September 4, 2018
2017 program graduate Deanna Del Ciello was on Good Morning Washington to discuss her Documentary Institute film Queens in Training, the film's subjects and their upcoming screenings at the DC Shorts Film Festival.
Queens in Training follows two young girls of color from the District, as they prepare for a city-wide chess tournament. Deanna is one of the film's producers.
December 12, 2017
As part of their "Made Here" series, Vermont PBS aired 2016 Institute for Documentary Filmmaking production Berning Love along with two other shorts with ties to the state. This broadcast deal was set up earlier this year when Berning Love screened at Vermont's Green Mountain Film Festival and marks the short's television premiere.

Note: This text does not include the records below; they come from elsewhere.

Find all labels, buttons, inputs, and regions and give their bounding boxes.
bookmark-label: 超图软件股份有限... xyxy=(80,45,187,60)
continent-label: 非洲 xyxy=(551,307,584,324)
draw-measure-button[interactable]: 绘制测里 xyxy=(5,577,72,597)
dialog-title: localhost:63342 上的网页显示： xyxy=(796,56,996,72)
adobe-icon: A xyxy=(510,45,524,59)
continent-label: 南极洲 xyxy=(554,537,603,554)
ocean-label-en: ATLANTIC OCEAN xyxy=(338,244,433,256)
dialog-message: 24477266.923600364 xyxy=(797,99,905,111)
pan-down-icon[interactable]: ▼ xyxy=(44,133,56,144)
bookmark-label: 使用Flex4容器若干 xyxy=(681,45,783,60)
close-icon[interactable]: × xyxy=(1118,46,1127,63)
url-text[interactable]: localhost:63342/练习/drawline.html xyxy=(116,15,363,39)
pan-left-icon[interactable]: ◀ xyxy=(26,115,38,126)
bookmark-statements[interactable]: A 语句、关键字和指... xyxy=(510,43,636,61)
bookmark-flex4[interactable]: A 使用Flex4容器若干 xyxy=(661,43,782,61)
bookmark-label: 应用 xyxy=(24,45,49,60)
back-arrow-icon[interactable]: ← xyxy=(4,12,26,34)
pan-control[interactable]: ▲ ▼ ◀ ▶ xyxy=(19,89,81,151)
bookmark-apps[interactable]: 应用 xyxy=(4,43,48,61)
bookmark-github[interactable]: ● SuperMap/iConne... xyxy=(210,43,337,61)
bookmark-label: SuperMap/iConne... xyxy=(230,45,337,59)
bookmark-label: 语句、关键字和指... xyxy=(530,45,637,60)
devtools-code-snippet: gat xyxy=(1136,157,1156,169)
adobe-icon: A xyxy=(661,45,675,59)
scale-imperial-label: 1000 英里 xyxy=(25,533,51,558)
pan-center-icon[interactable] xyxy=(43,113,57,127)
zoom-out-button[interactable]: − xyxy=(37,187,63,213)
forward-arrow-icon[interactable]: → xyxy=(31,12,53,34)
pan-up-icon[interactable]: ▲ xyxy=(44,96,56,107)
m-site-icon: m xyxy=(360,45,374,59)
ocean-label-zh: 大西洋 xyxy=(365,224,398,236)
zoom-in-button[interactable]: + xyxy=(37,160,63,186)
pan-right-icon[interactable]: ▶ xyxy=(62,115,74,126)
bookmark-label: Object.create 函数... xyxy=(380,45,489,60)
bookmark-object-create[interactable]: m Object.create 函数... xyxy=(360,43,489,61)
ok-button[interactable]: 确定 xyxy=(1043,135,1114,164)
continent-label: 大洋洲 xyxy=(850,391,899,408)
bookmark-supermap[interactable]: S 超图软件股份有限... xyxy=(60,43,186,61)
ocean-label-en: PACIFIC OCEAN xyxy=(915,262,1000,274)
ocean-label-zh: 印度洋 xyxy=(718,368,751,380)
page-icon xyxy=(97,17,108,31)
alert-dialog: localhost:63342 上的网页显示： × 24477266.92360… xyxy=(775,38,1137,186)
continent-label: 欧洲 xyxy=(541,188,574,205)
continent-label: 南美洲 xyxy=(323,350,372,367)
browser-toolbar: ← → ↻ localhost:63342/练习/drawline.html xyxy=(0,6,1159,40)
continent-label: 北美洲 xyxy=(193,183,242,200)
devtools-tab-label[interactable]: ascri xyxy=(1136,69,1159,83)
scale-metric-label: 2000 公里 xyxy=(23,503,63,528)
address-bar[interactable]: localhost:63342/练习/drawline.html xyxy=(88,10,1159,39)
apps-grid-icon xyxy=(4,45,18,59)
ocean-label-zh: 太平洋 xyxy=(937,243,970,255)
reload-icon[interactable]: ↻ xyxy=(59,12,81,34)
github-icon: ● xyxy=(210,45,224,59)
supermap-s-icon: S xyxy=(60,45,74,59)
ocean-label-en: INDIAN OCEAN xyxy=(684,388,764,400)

The Documentary Center is so thrilled for our wonderful emerging filmmakers to achieve this distribution. Vermont PBS airs across the state and in other neighboring parts of New England and Montreal, Canada.
October 2, 2017
The GW Hatchet spoke with 2017 Institute for Documentary Filmmaking graduate and SMPA student, Patrick Foust, about Life in Strides, the film he helped produce, write and edit during his time in the program. He talks about the personal relationships he and his classmates developed with the subjects of this short documentary - Jake and Joanne Luoma. The film follows Jake Luoma, a young man with autism, and his mother, Joanne, as they begin to prepare for his first therapeutic horeseback riding competition.
July 24, 2017
Judge Kessler rendered the second half of her decision in Seavey v. Department of Justice. It was a resounding victory for the My Fugitive (read more press here) project and all journalists as she called the FBI's arguments "without merit" and "untenable." She ordered the FBI to release over 100,000 pages of documents within the next 36 months instead of 17 years. No longer can the Bureau argue "administrative convenience" in limiting the access to documents in Freedom of Information requests.
The FBI "declined to comment".
June 17, 2017
“This is not about antiquities,” Seavey said. “This is about who we are as a country.”
Documentary Center director Nina Gilden Seavey talks with the St. Louis Dispatch about her new film My Fugitive, the federal Freedom of Information Act case around it and her personal experiences at the heart of the documentary.
Seavey hopes to complete My Fugitive by 2019 and release it in 2020, the 50th anniversary of the burning of an Air Force ROTC building on the Washington University campus during anti-war protests - an event which kicked off a decades-long ripple effect.
February 26, 2017
Listen in to Doc Center director Nina Seavey in conversation with Michel Martin on NPR's All Things Considered as they discuss the state of documentary today and the 2017 Oscar contenders for Best Documentary.
"We keep saying and we have been saying since the Civil War with Ken Burns that this is the golden era of documentary. And it's not getting any less golden. In fact, I think people are just consumed by wanting to know real stories. It's not to say that somehow dramatic filmmaking is falling off because it's not. But I think our hunger for stories has gotten so intense that it has driven this industry."